毎夜遅くまで隣室の照明はついていて、抑えた声で電話での長いやりとりも聞こえていた。


つまり、あたしの分だけ玲くんは忙しくなったわけで。


それでも常に"我慢"の人の玲くんは、疲れ知らずの笑顔を見せてくれていた。


そういう処が大人だなと思うけれど、ただ……夜、玲くんが去る間際、いつも何か言いたげにあたしを見たり、切なそうに顔を歪めることがあるのが凄く気掛かりで。

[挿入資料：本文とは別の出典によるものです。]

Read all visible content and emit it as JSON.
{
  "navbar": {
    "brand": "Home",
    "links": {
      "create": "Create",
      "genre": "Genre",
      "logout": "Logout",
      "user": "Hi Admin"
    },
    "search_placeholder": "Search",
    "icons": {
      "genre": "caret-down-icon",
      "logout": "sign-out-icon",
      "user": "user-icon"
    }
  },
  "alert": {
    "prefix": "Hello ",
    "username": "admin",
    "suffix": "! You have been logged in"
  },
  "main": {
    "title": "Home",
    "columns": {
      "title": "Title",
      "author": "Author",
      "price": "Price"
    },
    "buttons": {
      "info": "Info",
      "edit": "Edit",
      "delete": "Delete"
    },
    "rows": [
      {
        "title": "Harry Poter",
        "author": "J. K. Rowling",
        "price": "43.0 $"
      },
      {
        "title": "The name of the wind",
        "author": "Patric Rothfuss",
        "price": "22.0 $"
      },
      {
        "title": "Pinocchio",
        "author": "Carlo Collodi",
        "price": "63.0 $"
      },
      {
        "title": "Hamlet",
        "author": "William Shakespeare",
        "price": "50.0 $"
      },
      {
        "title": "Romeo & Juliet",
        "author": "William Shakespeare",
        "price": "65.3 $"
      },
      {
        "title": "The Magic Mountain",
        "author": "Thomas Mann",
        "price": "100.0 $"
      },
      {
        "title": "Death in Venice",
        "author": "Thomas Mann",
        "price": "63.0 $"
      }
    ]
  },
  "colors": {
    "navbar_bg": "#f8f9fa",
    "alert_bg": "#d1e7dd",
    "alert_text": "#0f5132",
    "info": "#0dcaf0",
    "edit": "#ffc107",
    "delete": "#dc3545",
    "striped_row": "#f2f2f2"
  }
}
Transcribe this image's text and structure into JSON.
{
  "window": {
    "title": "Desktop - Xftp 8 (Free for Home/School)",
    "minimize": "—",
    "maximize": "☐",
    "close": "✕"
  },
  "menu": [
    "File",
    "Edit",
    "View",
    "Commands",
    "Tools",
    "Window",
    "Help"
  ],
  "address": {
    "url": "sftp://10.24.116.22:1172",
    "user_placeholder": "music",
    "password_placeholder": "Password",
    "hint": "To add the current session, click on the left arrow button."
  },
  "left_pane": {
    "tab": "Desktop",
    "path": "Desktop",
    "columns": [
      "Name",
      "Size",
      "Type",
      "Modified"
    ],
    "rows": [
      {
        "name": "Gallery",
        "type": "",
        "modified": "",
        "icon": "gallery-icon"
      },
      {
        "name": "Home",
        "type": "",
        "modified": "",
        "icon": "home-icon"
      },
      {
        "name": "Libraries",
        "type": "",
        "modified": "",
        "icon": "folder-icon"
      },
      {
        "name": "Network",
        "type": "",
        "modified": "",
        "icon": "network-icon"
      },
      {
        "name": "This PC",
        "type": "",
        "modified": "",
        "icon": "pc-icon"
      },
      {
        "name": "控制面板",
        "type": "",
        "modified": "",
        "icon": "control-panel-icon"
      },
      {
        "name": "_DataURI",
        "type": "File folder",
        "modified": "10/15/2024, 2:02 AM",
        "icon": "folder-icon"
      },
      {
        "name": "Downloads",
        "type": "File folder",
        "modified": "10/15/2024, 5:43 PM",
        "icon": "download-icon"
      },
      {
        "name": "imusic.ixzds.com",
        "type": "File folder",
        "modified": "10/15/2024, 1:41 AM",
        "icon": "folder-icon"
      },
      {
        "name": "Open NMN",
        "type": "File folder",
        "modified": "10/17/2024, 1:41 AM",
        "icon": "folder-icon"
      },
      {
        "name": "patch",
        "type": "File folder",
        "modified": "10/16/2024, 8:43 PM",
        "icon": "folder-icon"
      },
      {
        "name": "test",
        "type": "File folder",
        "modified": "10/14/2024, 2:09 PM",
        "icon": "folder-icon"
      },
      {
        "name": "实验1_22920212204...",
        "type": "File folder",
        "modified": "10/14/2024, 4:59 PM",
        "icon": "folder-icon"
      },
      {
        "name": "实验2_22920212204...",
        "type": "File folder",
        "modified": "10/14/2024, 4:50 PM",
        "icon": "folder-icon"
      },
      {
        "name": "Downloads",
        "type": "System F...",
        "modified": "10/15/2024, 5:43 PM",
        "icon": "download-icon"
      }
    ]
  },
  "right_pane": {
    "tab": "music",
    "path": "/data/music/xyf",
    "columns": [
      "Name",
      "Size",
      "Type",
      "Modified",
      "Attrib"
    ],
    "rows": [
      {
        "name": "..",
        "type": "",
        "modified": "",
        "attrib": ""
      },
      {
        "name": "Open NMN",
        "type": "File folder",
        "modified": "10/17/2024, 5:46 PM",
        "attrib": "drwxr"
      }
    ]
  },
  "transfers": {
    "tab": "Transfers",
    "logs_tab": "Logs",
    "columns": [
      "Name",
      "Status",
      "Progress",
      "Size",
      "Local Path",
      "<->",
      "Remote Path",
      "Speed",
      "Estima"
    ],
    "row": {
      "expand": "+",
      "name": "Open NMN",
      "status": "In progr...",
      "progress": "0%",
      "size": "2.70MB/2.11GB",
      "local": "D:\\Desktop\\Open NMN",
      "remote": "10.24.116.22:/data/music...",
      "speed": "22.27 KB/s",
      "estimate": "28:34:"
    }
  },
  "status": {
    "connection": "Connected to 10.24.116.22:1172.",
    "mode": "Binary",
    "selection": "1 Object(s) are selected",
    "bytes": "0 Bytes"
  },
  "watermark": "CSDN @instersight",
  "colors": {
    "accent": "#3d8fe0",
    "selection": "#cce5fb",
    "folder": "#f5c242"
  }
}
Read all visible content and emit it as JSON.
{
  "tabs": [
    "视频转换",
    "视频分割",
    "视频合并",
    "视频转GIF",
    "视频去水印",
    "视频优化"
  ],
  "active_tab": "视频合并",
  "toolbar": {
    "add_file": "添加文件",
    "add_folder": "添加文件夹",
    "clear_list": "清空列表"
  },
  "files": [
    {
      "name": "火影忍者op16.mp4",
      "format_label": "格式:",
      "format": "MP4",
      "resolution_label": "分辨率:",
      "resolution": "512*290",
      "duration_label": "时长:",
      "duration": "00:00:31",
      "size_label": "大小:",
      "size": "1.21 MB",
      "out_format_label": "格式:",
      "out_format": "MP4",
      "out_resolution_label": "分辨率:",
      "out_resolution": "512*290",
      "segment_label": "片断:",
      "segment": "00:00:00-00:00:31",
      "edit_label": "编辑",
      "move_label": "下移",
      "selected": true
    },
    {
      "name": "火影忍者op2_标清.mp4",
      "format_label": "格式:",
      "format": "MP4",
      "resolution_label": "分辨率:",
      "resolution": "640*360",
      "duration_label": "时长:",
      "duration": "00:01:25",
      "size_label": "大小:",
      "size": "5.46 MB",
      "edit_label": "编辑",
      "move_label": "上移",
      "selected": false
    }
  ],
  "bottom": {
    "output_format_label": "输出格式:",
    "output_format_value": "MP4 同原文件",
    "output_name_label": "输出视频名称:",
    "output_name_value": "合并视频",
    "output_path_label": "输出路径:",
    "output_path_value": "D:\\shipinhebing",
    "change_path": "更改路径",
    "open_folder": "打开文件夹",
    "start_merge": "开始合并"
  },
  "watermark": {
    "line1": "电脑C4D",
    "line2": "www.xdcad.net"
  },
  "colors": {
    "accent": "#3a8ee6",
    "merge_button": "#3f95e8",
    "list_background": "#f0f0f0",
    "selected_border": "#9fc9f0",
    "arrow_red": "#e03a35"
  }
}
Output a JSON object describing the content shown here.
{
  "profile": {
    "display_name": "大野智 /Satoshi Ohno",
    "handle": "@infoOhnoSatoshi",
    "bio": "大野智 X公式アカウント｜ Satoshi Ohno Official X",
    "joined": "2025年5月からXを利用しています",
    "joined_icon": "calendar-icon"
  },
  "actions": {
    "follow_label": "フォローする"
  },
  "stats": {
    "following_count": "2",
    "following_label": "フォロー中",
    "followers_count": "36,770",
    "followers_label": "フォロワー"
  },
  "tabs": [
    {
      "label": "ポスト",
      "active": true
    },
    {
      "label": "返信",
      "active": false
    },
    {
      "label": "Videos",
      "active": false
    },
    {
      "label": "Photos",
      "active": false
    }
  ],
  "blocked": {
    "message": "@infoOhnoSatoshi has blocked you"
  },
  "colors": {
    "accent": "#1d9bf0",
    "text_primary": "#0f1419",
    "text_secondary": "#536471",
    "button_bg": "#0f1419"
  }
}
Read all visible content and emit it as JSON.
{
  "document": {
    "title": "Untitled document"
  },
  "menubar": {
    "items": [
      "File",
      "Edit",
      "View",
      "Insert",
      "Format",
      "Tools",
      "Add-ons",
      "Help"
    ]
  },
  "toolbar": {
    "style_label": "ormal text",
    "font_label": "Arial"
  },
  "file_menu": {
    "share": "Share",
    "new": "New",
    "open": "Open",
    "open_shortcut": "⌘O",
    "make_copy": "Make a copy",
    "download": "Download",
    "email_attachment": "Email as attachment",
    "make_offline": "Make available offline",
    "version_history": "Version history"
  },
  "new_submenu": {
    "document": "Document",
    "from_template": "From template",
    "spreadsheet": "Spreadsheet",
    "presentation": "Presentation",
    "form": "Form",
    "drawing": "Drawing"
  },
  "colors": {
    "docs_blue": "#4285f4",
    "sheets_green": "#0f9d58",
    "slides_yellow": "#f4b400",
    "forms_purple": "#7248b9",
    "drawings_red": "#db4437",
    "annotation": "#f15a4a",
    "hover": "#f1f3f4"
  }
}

しかし聞いてもただ微笑むだけで、「退院したらね」と頭を撫でられただけ。


玲くんは、毎日の診察を始め、採血、投薬調節、血圧等計測に至るまで、医者として仕事は生真面目な程きっちりとこなす。


だけどやはりあたしも女の子だ。


場所が場所だけに、傷痕の触診というのは嫌だった。


下着をつけない乙女の胸を、玲くんに露出させて喜ぶ趣味もなく。


ぎりぎりの処でパジャマの裾を捲って、チラ見せするのが精一杯。


しかも、胸の谷間から左下に向け、斜めに伸びた15cm程の傷痕は、そのグロテスクな色合いといい、人様に見せられる代物ではなかった。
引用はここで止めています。